Twins with cerebral palsy make a living on WeChat

Twins with cerebral palsy make a living on WeChat
From right: Tian Lulu, Tian Xiaolu and their mother at their home in Dandong.
PHOTO: China Daily/Asia News Network

Tian Xiaolu will lay for hours at a time atop the only bed in her home, concentrating hard as she struggles to type on a tablet computer using just the tip of her nose.

The 25-year-old is communicating with customers as part of one of the WeChat businesses she runs with her twin sister, Tian Lulu.

Both sisters have cerebral palsy, a debilitating disorder that severely restricts their movement and ability to speak.

They were born in 1991 in Dandong, Liaoning province, to parents who cannot hear or speak, making eldest sister Tian Lulu the only one in the family who is able to communicate verbally.

"Although we are disabled, we don't want to be useless. We want to make a living by ourselves," she said.

For many years, the family were reliant on the father's meager salary to put food on the table.

As they were growing up, the children learned sign language with their mother.

Eventually, Tian Lulu, who only has the use of two of her fingers, knew enough to teach herself Chinese characters.

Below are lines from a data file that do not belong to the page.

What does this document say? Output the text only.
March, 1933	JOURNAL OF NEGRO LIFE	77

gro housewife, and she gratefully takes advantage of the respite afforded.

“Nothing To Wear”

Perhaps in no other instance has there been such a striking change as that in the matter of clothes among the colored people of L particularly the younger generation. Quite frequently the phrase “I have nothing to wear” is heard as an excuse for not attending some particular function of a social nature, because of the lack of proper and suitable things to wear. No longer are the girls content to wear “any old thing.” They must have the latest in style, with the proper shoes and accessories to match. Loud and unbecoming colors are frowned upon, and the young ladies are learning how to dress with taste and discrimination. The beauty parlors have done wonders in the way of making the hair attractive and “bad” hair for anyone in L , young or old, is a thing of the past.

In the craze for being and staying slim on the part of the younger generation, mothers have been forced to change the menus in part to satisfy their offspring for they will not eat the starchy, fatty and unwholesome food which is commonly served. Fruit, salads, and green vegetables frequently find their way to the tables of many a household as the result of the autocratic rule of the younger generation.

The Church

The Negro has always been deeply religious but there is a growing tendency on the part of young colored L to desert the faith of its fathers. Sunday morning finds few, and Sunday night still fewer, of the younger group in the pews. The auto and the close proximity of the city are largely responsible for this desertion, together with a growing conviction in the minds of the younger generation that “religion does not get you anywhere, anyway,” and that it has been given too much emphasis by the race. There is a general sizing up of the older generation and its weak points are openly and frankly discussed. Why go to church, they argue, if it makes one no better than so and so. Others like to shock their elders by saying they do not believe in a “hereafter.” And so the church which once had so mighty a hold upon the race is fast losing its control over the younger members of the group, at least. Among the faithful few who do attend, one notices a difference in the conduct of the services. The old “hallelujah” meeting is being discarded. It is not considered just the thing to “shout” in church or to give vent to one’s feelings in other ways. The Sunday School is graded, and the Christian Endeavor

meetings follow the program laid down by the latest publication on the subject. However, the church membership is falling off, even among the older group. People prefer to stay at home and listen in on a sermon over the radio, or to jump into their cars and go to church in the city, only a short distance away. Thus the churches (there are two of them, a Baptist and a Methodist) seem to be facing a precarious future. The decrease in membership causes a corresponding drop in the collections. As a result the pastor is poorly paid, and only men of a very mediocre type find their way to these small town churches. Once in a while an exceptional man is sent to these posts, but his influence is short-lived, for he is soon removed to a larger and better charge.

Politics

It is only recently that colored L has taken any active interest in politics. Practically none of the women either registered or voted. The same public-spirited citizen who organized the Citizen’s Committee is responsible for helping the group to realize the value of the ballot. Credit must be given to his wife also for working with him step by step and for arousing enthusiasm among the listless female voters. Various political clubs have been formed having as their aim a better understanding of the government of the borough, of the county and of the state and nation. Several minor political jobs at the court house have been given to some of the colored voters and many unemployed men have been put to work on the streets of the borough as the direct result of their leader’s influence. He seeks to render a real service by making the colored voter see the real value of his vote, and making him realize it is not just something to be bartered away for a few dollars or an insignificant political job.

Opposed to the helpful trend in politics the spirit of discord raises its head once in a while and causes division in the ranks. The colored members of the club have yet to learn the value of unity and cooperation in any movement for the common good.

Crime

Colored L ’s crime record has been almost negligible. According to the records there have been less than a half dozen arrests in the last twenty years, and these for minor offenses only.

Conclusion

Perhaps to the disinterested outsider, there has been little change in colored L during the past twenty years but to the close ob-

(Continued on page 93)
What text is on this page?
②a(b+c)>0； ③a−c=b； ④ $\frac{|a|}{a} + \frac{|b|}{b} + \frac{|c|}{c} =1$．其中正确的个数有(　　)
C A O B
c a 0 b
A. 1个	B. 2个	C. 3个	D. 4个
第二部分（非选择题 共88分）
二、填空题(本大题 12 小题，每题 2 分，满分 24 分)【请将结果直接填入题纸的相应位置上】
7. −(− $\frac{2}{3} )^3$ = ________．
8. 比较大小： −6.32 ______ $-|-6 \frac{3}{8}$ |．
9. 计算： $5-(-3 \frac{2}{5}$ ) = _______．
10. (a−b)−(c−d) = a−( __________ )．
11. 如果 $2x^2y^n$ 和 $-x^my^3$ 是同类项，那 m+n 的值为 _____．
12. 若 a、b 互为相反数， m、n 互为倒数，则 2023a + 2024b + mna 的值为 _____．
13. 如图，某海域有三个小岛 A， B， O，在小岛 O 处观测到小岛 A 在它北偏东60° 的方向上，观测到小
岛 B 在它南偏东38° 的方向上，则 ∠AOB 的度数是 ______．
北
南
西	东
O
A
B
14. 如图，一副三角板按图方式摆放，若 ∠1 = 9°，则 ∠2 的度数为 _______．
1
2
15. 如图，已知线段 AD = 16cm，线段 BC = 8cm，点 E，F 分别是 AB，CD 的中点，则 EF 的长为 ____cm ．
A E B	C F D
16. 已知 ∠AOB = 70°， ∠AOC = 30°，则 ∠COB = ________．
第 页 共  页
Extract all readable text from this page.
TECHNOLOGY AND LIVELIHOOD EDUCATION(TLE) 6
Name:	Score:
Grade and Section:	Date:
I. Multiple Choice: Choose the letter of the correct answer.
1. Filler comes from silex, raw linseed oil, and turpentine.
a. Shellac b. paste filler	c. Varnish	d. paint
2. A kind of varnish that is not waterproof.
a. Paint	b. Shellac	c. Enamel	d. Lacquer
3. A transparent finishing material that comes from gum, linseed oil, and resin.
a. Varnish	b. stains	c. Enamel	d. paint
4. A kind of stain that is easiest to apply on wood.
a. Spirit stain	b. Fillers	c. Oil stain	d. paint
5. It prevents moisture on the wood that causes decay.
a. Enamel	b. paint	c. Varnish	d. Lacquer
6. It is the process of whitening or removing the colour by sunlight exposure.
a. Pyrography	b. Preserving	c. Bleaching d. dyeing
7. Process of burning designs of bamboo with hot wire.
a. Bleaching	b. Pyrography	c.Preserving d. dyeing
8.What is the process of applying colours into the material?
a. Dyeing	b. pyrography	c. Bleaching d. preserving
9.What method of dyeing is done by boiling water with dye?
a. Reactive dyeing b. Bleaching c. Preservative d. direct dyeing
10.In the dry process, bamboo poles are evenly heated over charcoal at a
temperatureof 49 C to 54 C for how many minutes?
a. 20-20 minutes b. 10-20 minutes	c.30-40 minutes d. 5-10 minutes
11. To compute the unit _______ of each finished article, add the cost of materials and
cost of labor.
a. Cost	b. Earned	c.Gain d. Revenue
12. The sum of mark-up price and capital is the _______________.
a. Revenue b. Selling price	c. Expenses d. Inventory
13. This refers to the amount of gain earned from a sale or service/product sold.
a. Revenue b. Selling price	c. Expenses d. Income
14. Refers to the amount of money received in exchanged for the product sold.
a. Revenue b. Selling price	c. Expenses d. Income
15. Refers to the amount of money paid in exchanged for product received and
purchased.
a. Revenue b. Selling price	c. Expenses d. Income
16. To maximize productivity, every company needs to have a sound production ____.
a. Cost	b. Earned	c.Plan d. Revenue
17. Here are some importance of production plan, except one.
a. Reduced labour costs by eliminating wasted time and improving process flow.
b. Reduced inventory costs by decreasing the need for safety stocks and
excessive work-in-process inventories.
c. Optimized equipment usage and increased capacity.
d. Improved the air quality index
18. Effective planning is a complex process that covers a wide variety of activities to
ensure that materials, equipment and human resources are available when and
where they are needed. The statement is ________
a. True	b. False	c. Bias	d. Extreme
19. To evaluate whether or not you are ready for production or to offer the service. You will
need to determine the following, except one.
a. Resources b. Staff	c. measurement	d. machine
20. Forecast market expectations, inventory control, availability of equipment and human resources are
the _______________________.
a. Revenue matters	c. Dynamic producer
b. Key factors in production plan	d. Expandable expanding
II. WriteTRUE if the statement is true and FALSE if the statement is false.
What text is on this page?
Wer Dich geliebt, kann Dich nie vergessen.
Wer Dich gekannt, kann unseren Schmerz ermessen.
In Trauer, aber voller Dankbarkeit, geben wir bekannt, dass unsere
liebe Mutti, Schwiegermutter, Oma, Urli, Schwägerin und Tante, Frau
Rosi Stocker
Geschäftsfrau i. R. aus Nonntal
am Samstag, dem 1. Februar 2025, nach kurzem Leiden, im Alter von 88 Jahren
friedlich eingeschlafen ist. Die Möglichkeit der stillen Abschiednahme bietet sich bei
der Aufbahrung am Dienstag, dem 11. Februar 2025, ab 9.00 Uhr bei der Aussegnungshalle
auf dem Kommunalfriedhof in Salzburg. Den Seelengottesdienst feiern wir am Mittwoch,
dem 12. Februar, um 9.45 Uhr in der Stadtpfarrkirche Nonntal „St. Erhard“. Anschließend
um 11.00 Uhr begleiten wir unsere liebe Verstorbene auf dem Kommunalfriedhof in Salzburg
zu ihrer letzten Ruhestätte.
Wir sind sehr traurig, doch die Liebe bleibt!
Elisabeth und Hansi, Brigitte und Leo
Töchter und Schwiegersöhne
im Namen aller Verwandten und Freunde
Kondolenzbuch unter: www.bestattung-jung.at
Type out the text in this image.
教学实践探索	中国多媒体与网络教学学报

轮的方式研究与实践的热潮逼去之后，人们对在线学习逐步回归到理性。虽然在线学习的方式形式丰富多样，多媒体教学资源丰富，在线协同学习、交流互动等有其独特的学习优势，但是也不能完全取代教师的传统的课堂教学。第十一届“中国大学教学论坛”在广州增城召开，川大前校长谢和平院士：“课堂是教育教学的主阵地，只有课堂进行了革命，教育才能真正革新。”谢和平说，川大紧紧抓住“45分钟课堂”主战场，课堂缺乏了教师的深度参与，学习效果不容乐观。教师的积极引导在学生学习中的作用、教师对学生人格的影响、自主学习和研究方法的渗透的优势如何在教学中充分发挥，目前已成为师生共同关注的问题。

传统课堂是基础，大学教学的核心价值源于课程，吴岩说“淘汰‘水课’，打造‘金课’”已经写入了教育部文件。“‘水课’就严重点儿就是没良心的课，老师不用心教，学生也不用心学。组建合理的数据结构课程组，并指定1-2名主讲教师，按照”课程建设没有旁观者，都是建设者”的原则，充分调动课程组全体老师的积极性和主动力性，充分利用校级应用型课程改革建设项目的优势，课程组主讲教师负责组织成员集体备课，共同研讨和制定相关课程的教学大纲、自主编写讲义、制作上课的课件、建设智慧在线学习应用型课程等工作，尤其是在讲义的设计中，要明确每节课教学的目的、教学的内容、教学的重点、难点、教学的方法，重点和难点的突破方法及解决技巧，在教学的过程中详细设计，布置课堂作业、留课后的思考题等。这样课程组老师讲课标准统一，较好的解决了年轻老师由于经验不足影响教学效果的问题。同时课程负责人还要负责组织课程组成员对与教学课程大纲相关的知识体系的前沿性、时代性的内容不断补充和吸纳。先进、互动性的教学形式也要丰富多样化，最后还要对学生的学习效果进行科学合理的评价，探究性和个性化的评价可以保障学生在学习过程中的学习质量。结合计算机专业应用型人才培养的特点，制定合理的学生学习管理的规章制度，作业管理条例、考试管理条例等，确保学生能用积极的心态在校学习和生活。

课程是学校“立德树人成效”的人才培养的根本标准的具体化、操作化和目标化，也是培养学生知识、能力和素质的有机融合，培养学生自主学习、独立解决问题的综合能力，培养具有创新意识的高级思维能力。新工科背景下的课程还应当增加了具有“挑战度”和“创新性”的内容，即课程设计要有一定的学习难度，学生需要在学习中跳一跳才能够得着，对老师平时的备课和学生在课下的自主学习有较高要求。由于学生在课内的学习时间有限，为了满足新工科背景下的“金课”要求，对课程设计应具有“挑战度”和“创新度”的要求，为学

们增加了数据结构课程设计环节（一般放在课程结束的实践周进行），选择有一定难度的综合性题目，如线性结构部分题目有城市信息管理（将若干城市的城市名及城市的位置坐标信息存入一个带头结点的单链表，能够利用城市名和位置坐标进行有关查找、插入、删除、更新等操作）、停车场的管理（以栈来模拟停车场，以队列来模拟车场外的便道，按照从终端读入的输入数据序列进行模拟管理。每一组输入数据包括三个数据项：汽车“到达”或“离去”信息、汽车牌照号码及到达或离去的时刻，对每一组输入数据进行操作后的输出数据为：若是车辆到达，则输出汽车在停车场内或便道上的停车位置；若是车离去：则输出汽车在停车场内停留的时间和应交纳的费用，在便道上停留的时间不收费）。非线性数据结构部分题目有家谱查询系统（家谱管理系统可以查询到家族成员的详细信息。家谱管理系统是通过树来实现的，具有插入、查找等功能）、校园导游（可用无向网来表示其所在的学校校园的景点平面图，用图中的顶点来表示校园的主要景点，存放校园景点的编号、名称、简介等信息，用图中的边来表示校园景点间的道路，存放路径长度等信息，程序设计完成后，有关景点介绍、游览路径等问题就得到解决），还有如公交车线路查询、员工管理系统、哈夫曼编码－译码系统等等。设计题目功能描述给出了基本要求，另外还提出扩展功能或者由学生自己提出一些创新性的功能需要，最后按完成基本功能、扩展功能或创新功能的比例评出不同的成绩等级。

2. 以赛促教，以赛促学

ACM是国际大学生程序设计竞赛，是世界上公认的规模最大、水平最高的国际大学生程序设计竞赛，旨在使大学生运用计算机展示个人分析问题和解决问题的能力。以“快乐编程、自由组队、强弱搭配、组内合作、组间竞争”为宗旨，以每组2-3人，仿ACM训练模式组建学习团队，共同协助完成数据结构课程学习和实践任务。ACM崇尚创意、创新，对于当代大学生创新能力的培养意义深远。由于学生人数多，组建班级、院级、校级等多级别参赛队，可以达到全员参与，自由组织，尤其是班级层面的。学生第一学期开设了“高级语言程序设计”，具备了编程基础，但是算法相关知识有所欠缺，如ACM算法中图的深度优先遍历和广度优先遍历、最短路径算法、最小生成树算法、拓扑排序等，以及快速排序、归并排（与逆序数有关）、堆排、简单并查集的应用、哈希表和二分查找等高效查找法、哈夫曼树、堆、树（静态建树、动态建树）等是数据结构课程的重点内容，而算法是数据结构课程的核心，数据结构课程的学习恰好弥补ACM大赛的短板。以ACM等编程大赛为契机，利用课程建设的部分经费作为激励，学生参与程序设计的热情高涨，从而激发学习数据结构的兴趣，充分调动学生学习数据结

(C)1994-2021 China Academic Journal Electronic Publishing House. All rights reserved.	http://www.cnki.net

Then, several years ago, the family was given a computer that Xiaolu used to find a part-time typing job online.

"Although the salary was only 200 yuan (S$42) per month, I was really excited about it because I was earning the money by myself," she said.

The happiness was short-lived, however, as her father died of stomach cancer last December. "It was like the sky had fallen down," said Xiaolu, adding that the reality of the situation allowed no room for sadness to sink in.

The family had no income, so she decided to shoulder the responsibility and began selling dried fruit and snacks on her WeChat account in January 2016. It went smoothly at first, because it was Spring Festival and people across China were stocking up for the holiday season.

She earned 50 yuan in the first two days, but her business collapsed after the festival and there were no more orders for months.

However, with the help of local volunteers, Xiaolu changed her business strategy and began to sell sanitary pads, which fetch a higher price than produce.

Due to the difficulties she has typing, her business is still lackluster, yet she persists in her endeavour.

"I have more friends on WeChat now. I have gained much love from them. They always support me and give me a hand. I cannot give up," she said.

The younger sister, Tian Lulu, also wants to contribute, but as she is unable to speak clearly, she practices typing with her nose every day so that she can run another online business selling soap.

She only works for two hours a day, because her elder sister is worried that any longer might tire her out.

Yet despite all their difficulties, the family adamantly refuses handouts.

"It's not easy to earn money for everyone. We have the minimum living allowance. The local government helps us a lot, so please don't donate." Lulu said.